The North Island Hospital, Comox Valley, is pictured in a Goat News file photo from Jan.4, 2018. Photo by James Wood/98.9 The Goat/Vista Radio
CAMPBELL RIVER, B.C- A change in pathology services at the Campbell River hospital is causing some concern from a hospital pathologist.
According to a recent report from the Campbell River Mirror, Dr. Aref Tabarsi, division head of general pathology for the North Island, is unhappy with a decision he says was made by Island Health to send all clinical pathology testing to the Vancouver Island Clinical Pathologists Consulting Corporation (VICPCC) in Victoria.
Tabarsi told the paper that the sending of all testing to the VICPCC would delay test results, make those tests less reliable, and force patients to travel long distances for biopsies of bone marrow. He also described the changes as an “erosion” to public healthcare.
Island Health has responded to the concerns of Tabarsi. According to Dr. David Robertson, the executive medical director for Island Health’s laboratory program, pharmacy, medical imaging, and Geography Three, the move for all testing to be sent to Victoria is the result of a decision made by VICPCC to stop sub-contracting services at the hospital.
Robertson also told both the paper and the MyCampbellRiverNow.com newsroom that the company’s contract with Island Health will be reviewing in 2020. He also told the paper that there is a possibility of hiring a third pathologist at the Campbell River hospital.
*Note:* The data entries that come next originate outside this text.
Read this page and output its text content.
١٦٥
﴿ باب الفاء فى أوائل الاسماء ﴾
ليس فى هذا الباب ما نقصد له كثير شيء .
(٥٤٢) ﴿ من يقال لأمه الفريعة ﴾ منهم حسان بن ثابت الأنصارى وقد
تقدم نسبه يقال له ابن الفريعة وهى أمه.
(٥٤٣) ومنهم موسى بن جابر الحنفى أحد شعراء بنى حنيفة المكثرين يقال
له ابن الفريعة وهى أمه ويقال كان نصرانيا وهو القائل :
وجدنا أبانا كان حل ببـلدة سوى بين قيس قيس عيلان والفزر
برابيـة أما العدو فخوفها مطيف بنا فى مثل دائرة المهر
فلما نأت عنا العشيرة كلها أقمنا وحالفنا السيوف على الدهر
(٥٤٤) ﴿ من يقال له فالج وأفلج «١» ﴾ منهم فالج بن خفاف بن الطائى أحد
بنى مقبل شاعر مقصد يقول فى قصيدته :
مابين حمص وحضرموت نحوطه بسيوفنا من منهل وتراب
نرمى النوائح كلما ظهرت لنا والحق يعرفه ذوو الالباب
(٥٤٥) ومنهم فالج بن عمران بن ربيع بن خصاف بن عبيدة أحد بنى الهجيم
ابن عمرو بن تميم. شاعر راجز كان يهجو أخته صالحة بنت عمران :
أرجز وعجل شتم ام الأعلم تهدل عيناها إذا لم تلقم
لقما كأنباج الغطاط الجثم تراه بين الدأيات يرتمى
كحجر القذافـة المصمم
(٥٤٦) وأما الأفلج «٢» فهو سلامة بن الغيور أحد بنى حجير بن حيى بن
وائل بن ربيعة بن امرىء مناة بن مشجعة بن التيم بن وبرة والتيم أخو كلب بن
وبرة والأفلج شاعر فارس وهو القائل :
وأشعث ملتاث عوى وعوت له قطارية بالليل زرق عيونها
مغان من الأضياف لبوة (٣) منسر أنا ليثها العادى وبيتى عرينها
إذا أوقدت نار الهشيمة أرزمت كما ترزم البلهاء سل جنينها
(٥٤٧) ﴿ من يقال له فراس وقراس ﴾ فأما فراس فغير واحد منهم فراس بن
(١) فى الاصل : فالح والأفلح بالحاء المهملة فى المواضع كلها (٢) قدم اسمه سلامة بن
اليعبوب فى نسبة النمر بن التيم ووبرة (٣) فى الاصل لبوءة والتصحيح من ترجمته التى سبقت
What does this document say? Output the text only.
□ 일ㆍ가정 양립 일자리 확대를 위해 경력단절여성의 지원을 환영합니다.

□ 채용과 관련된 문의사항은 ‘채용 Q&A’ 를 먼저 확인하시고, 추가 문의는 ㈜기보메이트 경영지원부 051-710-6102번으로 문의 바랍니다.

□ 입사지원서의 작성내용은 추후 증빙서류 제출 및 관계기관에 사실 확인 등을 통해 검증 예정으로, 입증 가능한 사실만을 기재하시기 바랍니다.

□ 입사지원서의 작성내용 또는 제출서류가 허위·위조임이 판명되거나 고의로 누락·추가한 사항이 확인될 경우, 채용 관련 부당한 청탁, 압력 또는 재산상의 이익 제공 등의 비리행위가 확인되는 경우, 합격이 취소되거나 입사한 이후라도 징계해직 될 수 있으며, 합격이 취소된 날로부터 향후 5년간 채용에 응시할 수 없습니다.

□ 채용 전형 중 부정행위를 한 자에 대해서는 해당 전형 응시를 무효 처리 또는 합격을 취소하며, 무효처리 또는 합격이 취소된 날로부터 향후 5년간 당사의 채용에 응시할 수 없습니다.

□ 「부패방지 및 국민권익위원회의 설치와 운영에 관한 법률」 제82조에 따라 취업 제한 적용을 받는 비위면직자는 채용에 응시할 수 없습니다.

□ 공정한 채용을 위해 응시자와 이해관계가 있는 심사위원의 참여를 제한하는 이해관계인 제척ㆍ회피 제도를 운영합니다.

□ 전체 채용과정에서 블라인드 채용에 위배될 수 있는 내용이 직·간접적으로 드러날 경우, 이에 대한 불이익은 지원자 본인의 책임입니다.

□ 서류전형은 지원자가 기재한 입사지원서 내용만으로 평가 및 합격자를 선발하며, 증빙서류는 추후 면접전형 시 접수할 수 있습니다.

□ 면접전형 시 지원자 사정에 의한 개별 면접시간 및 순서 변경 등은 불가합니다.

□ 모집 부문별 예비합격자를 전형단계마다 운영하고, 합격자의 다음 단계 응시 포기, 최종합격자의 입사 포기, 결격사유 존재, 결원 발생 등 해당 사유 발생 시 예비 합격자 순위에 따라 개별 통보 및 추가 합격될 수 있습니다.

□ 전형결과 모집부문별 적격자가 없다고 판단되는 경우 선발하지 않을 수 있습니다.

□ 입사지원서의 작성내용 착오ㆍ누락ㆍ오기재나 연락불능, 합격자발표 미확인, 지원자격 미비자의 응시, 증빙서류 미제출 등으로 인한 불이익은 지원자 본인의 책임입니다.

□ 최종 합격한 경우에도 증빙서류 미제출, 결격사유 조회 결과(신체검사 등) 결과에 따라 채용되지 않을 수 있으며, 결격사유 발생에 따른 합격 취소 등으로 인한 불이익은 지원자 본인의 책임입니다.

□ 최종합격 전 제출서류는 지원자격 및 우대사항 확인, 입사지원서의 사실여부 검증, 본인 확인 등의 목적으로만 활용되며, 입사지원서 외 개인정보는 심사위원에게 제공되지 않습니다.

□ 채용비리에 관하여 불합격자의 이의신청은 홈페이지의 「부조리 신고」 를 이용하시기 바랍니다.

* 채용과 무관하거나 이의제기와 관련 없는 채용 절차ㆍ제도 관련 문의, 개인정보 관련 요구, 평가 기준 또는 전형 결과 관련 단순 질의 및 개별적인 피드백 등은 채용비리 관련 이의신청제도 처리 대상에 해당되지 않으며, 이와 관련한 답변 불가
When speaking to the MyCampbellRiverNow.com newsroom, Robertson indicated that the company was already providing pathology services to the Campbell River hospital for around a third of the year, “for some years”.
“They already provide that service to the residents of Campbell River, for somewhere round about 18 weeks a year, when either of the two pathologists are in Campbell River are away on holiday or at conferences,” said Robertson.
He also responded to whether or not he believed Tabarsi’s concerns were valid.
“Some of the messages that came though were a little bit open to misinterpretation,” said Robertson.
“The idea that it was going to a private contractor, the pathologists in the pathologist consulting corporation, are all physicians working within the public system. This is not a private laboratory, and it happens to be a group of them who have incorporated their practice, but many physicians incorporate their practices. I’m sure most in BC do, I don’t know that, but I’m sure many do. This is not unusual, that they have incorporated. They happen to be in a group, and this group of physicians, all are either specially trained in clinical pathology or spend at least half of their working life doing clinical pathology.”
Reporting from the Campbell River Mirror has indicated that the VICPCC does not have a very high public profile, and contact information for doctors that are in the company has not been publicly released.
As for whether or not the contract between Island Health and the company was a good idea in the first place, Robertson stated a belief that there was going to be more specialization in the future.
“My hair is now white, but when I was younger, almost all pathologist’s were general pathologists,” said Robertson.
“The majority are becoming specialist pathologists, and so what we’re seeing here is a progressive move, and we’re confident in the work of the Vancouver Island Clinical Pathology Consulting Corporation in providing specialized clinical pathology services. Many of the members of that corporation are general pathologists, who happen to spend a larger amount of time doing clinical pathology, so there is still much very work for general pathologists in clinical pathology, but we are moving progressively towards a more specialized world.”
Robertson also indicated that the decision in 2020 during review of the contract wouldn’t entirely up to Island Health, with the Provincial Health Services Authourity playing a role as well.
As for whether or not there will be any consequences for Tabarsi speaking his mind, Robertson indicated that there would be none.
“No, he’s very much advocating for his beliefs, so while we might have disagreements, we deal with them in a very collaborative manner,” said Robertson.
Both Tabarsi and Robertson will be at the board meeting for the Comox Strathcona Regional Hospital District Board on Thursday morning at 9:30 a.m.